The proposed fuzzy LNRF approach ascertains that this method of GIS-based MCDM can be effectively instigated for landslide susceptibility assessment in other areas of the Lesser Himalayas. The combined use of detailed landslide inventory and high-resolution landslide conditioning factors layers justifies the geo-spatial aspect to capture the minute information across the study area. Regarding choosing the probabilistic LSI model for a complex geo-environmental setup, the fuzzy membership approach provides more comprehensive, flexible, and substantial results when the decision criteria are qualitative, as in the landslide risk assessment. The FLNRF model can help identify the groups of conditioning factors in relation to the LULC classes that may have more influence on future landslides. The decrease in vegetation cover and increase in human activities escalate the risk of frequent landslides. It was observed that the LULC class of rocky and barren land devoid of vegetation coupled with steep slopes (> 50°) and greywacke type lithology are among the main contributing factors responsible for landslide occurrence in the study area. Moreover, the higher torrential rainfall, recent geological formation, and anthropogenic impacts (nearness to roads) certainly intensify landslides' chances along the Kalsi-Chakrata road corridor.

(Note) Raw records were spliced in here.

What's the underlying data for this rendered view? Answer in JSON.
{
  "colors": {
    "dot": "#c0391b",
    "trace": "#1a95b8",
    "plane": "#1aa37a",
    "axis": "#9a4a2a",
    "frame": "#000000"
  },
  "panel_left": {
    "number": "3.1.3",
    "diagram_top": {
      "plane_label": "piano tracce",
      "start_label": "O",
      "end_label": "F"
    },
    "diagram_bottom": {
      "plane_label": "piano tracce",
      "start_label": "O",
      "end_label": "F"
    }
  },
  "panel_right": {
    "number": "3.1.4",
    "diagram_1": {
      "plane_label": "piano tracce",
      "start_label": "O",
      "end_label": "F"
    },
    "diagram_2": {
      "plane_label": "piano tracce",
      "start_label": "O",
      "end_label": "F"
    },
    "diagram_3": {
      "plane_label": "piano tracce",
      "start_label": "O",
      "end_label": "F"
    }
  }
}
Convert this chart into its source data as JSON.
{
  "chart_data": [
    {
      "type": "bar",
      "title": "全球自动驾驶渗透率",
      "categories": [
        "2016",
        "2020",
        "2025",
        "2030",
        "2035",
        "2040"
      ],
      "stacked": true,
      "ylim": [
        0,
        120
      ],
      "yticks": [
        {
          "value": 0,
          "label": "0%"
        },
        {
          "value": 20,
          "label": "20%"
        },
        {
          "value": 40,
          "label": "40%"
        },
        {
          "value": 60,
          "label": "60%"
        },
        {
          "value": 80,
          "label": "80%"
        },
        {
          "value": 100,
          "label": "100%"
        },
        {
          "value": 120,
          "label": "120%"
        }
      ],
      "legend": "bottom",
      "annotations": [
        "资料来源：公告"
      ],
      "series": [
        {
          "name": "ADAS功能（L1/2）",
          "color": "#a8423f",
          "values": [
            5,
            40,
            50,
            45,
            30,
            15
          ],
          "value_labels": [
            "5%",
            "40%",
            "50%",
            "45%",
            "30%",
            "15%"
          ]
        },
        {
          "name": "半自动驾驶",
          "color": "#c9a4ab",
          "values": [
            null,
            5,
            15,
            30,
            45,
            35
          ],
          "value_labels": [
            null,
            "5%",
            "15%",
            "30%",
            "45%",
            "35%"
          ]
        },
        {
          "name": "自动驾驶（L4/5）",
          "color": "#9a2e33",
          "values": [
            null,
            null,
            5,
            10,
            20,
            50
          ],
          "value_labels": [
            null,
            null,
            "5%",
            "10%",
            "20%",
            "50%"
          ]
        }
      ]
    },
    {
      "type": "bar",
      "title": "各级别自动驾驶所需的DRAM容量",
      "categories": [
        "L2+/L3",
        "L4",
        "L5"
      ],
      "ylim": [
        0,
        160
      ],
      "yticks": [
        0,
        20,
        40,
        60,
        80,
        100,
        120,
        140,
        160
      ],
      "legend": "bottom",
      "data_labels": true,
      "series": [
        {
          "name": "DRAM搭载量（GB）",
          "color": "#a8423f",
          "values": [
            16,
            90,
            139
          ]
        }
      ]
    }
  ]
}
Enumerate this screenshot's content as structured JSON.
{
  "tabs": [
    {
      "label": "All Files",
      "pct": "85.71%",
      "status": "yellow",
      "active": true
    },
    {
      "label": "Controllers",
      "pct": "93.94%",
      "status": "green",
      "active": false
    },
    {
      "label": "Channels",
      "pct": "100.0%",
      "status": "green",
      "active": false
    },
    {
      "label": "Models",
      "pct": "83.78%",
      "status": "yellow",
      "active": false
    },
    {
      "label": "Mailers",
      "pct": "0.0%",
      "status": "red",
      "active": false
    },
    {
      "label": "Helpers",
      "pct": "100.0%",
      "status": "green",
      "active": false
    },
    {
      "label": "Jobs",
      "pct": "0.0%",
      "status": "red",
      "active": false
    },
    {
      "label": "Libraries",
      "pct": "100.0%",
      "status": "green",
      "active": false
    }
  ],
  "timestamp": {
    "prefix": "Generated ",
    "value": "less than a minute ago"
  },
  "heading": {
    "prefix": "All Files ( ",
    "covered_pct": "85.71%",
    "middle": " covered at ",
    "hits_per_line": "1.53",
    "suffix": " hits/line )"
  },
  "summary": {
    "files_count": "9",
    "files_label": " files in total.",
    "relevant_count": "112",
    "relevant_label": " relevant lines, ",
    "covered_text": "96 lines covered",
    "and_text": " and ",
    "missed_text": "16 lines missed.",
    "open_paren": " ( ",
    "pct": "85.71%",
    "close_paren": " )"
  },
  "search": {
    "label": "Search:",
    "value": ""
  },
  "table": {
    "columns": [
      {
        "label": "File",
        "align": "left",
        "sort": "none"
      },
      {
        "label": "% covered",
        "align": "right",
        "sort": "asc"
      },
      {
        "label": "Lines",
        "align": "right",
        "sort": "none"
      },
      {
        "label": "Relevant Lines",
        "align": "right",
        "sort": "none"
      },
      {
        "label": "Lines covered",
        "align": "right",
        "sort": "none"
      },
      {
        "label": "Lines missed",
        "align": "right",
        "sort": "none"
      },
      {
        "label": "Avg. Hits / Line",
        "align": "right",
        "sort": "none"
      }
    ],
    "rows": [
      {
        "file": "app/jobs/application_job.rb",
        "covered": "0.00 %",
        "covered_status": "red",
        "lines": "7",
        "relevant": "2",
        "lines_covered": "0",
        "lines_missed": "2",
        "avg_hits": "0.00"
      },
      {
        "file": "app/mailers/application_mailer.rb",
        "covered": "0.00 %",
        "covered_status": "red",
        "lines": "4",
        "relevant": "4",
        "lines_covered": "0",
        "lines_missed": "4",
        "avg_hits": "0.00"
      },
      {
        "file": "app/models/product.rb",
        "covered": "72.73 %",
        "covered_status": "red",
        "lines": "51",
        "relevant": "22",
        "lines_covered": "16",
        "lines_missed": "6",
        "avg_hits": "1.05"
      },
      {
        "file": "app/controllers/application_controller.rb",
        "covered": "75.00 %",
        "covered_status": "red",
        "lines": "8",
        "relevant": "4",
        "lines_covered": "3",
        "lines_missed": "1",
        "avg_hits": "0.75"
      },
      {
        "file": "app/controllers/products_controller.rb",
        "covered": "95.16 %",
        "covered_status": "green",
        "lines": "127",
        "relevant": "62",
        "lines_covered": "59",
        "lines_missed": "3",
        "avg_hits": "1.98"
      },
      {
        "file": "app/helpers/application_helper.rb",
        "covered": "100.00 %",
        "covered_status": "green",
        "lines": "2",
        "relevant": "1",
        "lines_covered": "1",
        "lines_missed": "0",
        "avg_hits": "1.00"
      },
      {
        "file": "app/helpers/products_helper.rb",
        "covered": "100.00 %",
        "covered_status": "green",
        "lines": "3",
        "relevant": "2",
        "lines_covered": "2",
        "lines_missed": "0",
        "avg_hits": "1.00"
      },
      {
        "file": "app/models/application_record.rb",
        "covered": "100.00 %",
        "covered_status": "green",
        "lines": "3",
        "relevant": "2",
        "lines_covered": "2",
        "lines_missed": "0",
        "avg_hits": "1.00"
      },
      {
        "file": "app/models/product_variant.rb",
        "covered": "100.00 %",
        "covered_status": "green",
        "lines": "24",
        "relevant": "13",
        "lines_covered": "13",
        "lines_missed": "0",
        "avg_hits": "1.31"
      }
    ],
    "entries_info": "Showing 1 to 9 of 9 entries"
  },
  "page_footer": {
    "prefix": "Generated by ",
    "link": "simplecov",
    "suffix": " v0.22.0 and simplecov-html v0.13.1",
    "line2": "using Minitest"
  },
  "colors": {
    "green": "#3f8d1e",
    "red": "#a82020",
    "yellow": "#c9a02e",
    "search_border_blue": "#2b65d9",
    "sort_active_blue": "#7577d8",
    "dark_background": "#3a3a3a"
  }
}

The present study contributes significantly to providing a useful prediction for the decision-makers and authorities in adopting appropriate approaches in minimizing the potential damages and losses from existing and future landslides by studying the landscape changes. Due to the uncertainties inherent in the landslide conditioning factors, certain uncertainties will always persist in landslide susceptibility assessment. Therefore, the fuzzy LNRF approach in the future may consider other significant conditioning factors such as spatiotemporal change of rainfall distribution and frequency under the climate change scenarios as well as other causative factors responsible for landscape change. The fuzzy LNRF model applied has 89.6% prediction accuracy at 95% confidence level. Thus, the current model has an excellent prediction capability, and the LSM generated for this study has a close resemblance for future landslide scenarios at specified locations. Furthermore, the study of the connection of LULC change with the landslide probability and identification of the most fragile landscape at the village level has been instrumental in studying the spatial landslide occurrences in the study area. Such an exercise may help the decision-makers adopt appropriate mitigation measures in those villages where the landscape changes have mainly resulted in increased landslide occurrences and formulate strategic plans to promote ecologically sustainable development of the mountainous communities in India's Lesser Himalayas. Hence, the present fuzzy LNRF-based methodology coupled with the GIS technique applied herein may be encouraged for landslide susceptibility assessment to the landscape changes in the other Lesser Himalayan road corridors.